Allgemeine Gnade

Die Herrlichkeit der allgemeinen Gnade

Mit der allgemeinen Gnade ist in der christlichen Theologie die Gnade Gottes gemeint, „mit welcher er Menschen zahllose Segnungen gewährt, die kein Bestandteil der Errettung sind“ (Wayne Grudem, Biblische Dogmatik).

Als Gott Adam und Eva im Garten Eden eine Welt voller Segnungen schenkte, die ihnen alles an Glück und Erfüllung bot und dabei nur eine winzige Einschränkung erhielt – das Verbot vom Baum der Erkenntnis zu essen -, sagte Gott zu Adam: „An dem Tag, da du davon isst, musst du sterben!“ (1Mo 2,17b).

Wir kennen den Ausgang der Geschichte: Adam meinte, es besser zu wissen, als Gott. Er entschied sich, sein eigener Gott zu sein und tat, was Gott ihm verboten hatte.

Aber, was geschah danach? Mussten Adam und Eva wirklich an dem Tag sterben, als sie beide von der verbotenen Frucht aßen? Zwar lesen wir, dass Gott beide aus dem Garten verbannte, aber es dauerte noch sehr lange, bis Adam starb: „Die gesamte Lebenszeit Adams betrug neunhundertdreißig Jahre, dann starb er“ (1Mo 5,5). Sollte die Schlange am Ende sogar recht behalten, als sie sagte: „Ihr werdet nicht sterben, … sondern euch gehen die Augen auf und ihr werdet sein wie Gott und erkennen, was Gut und was Böse ist“ (1Mo 3,5)?

Nein, denn Gott bezog sich in seiner Strafandrohung nicht nur auf den physischen Tod, sondern in erster Linie auf den geistlichen Tod – der sich im Verlust der Beziehung zu Gott äußert. Dieser geistliche Tod geschah sichtbar, als Adam und Eva noch am selben Tag aus Gottes Gegenwart vertrieben wurden. In dem Moment, in dem die beiden ersten Menschen gegen Gottes Herrschaft rebellierten, zerstörten sie auch die Beziehung zu Gott – und zueinander (vgl. 1Mo 3,7-13).

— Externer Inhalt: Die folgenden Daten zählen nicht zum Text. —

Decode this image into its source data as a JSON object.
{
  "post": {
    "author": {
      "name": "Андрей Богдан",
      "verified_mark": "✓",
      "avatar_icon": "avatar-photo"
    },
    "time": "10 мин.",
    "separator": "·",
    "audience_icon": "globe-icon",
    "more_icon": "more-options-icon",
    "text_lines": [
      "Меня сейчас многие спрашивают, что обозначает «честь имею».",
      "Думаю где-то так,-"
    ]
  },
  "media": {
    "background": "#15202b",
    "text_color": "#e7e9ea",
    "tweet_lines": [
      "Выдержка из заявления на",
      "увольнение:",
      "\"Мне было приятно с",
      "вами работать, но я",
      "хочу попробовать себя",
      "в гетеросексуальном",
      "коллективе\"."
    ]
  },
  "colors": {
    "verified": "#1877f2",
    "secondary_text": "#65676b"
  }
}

Doch auch körperlich begann für sie der Moment, in dem sie sich Gott widersetzten, ein Sterben auf Raten. Der Lohn der Sünde ist der Tod (Röm 6,23; vgl. 1Mo 20,7; 3Mo 24,16), und so wurden Adam und Eva – und durch sie die gesamte Menschheit – der Vergänglichkeit unterworfen (1Mo 3,19; Röm 8,20).

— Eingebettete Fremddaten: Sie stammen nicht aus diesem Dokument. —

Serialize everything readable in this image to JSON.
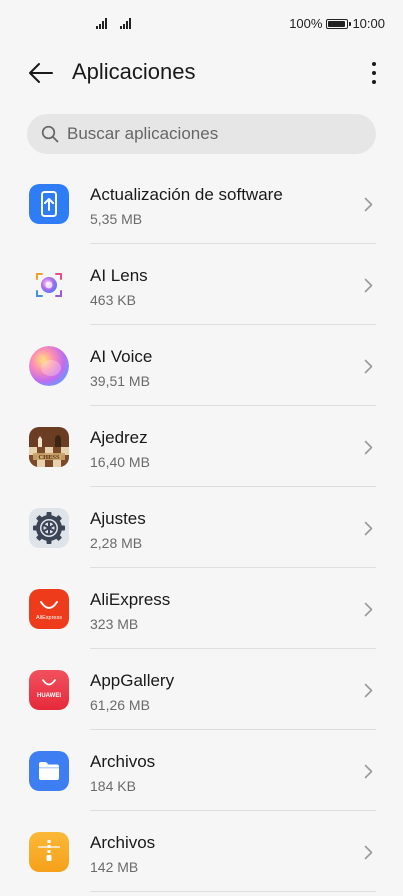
{
  "status_bar": {
    "battery": "100%",
    "time": "10:00",
    "battery_level": 1.0
  },
  "header": {
    "title": "Aplicaciones"
  },
  "search": {
    "placeholder": "Buscar aplicaciones"
  },
  "apps": [
    {
      "name": "Actualización de software",
      "size": "5,35 MB",
      "icon": "software-update-icon"
    },
    {
      "name": "AI Lens",
      "size": "463 KB",
      "icon": "ai-lens-icon"
    },
    {
      "name": "AI Voice",
      "size": "39,51 MB",
      "icon": "ai-voice-icon"
    },
    {
      "name": "Ajedrez",
      "size": "16,40 MB",
      "icon": "chess-icon"
    },
    {
      "name": "Ajustes",
      "size": "2,28 MB",
      "icon": "settings-gear-icon"
    },
    {
      "name": "AliExpress",
      "size": "323 MB",
      "icon": "aliexpress-icon",
      "icon_text": "AliExpress"
    },
    {
      "name": "AppGallery",
      "size": "61,26 MB",
      "icon": "appgallery-icon",
      "icon_text": "HUAWEI"
    },
    {
      "name": "Archivos",
      "size": "184 KB",
      "icon": "folder-icon"
    },
    {
      "name": "Archivos",
      "size": "142 MB",
      "icon": "file-zip-icon"
    }
  ],
  "colors": {
    "background": "#f6f6f6",
    "search_bg": "#e6e6e6",
    "update_blue": "#2f7df6",
    "aliexpress_red": "#ee3b1c",
    "appgallery_red": "#ea3342",
    "files_blue": "#3d7ef2",
    "zip_orange": "#f6a623"
  }
}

Die Schönheit der allgemeinen Gnade

Gottes Gnade und Weisheit sind so gewaltig, dass sich selbst der Fluch des Todes als indirekter Segen herausstellt. Durch den Tod wird uns ein Ende des Leidens und der Schmerzen in Aussicht gestellt. Der Tod steht für den Endpunkt eines Lebens in Sünde und Vergänglichkeit – sofern man sich in diesem Leben wieder der Herrschaft Gottes zuwendet.

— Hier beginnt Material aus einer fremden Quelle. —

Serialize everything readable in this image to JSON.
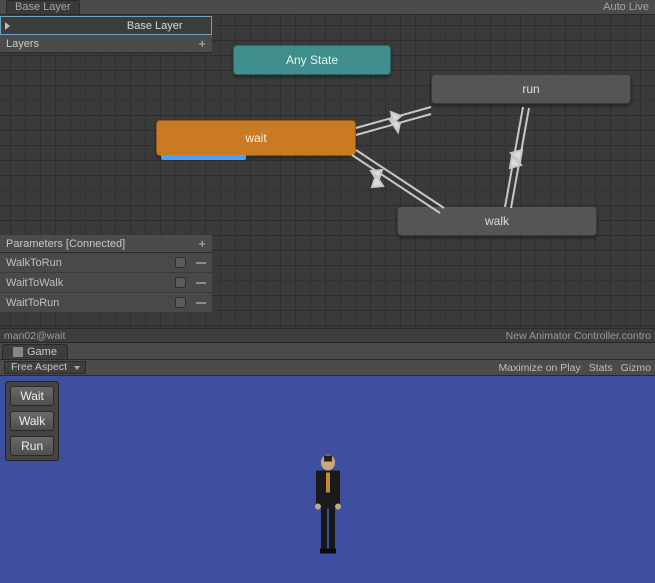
{
  "header": {
    "breadcrumb": "Base Layer",
    "autolive": "Auto Live"
  },
  "layers_panel": {
    "title": "Layers",
    "items": [
      {
        "label": "Base Layer"
      }
    ]
  },
  "graph": {
    "nodes": {
      "any_state": {
        "label": "Any State"
      },
      "wait": {
        "label": "wait"
      },
      "run": {
        "label": "run"
      },
      "walk": {
        "label": "walk"
      }
    }
  },
  "parameters_panel": {
    "title": "Parameters [Connected]",
    "items": [
      {
        "name": "WalkToRun"
      },
      {
        "name": "WaitToWalk"
      },
      {
        "name": "WaitToRun"
      }
    ]
  },
  "status": {
    "path": "man02@wait",
    "asset": "New Animator Controller.contro"
  },
  "game": {
    "tab": "Game",
    "aspect": "Free Aspect",
    "toolbar": {
      "maximize": "Maximize on Play",
      "stats": "Stats",
      "gizmos": "Gizmo"
    },
    "buttons": {
      "wait": "Wait",
      "walk": "Walk",
      "run": "Run"
    }
  }
}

Und auf diesem Weg von dem Hineingeborenwerden in die Sterblichkeit und Sünde bis zu ihrem Ende hält Gott für die Kinder Adams nach wie vor unzählige Segnungen bereit. Diese Segnungen haben einen vielfältigen Zweck. Sie sind ein Beweis für Gottes Existenz und dafür, dass Gott diese Welt noch immer mit barmherziger Gnade liebt – obwohl sie ihn und seine Herrschaft nach wie vor ablehnt.

Es gibt Segnungen, die von seiner Heiligkeit zeugen, aber auch von seiner Geduld. Es gibt Segnungen, die außerhalb des menschlichen Einflusses in der Natur zu beobachten sind, und Segnungen, die sich im menschlichen Wesen finden, von denen man in Zeitungen und im Internet liest, und die bei manchen den „Glauben an die Menschheit“ wieder erwachen lassen. Es sind Segnungen, die große Verantwortung mit sich bringen, Segnungen, die dabei helfen, Beziehungen zu heilen, oder sogar Segnungen, die von Menschen missbraucht werden und sich so ins Gegenteil verkehren.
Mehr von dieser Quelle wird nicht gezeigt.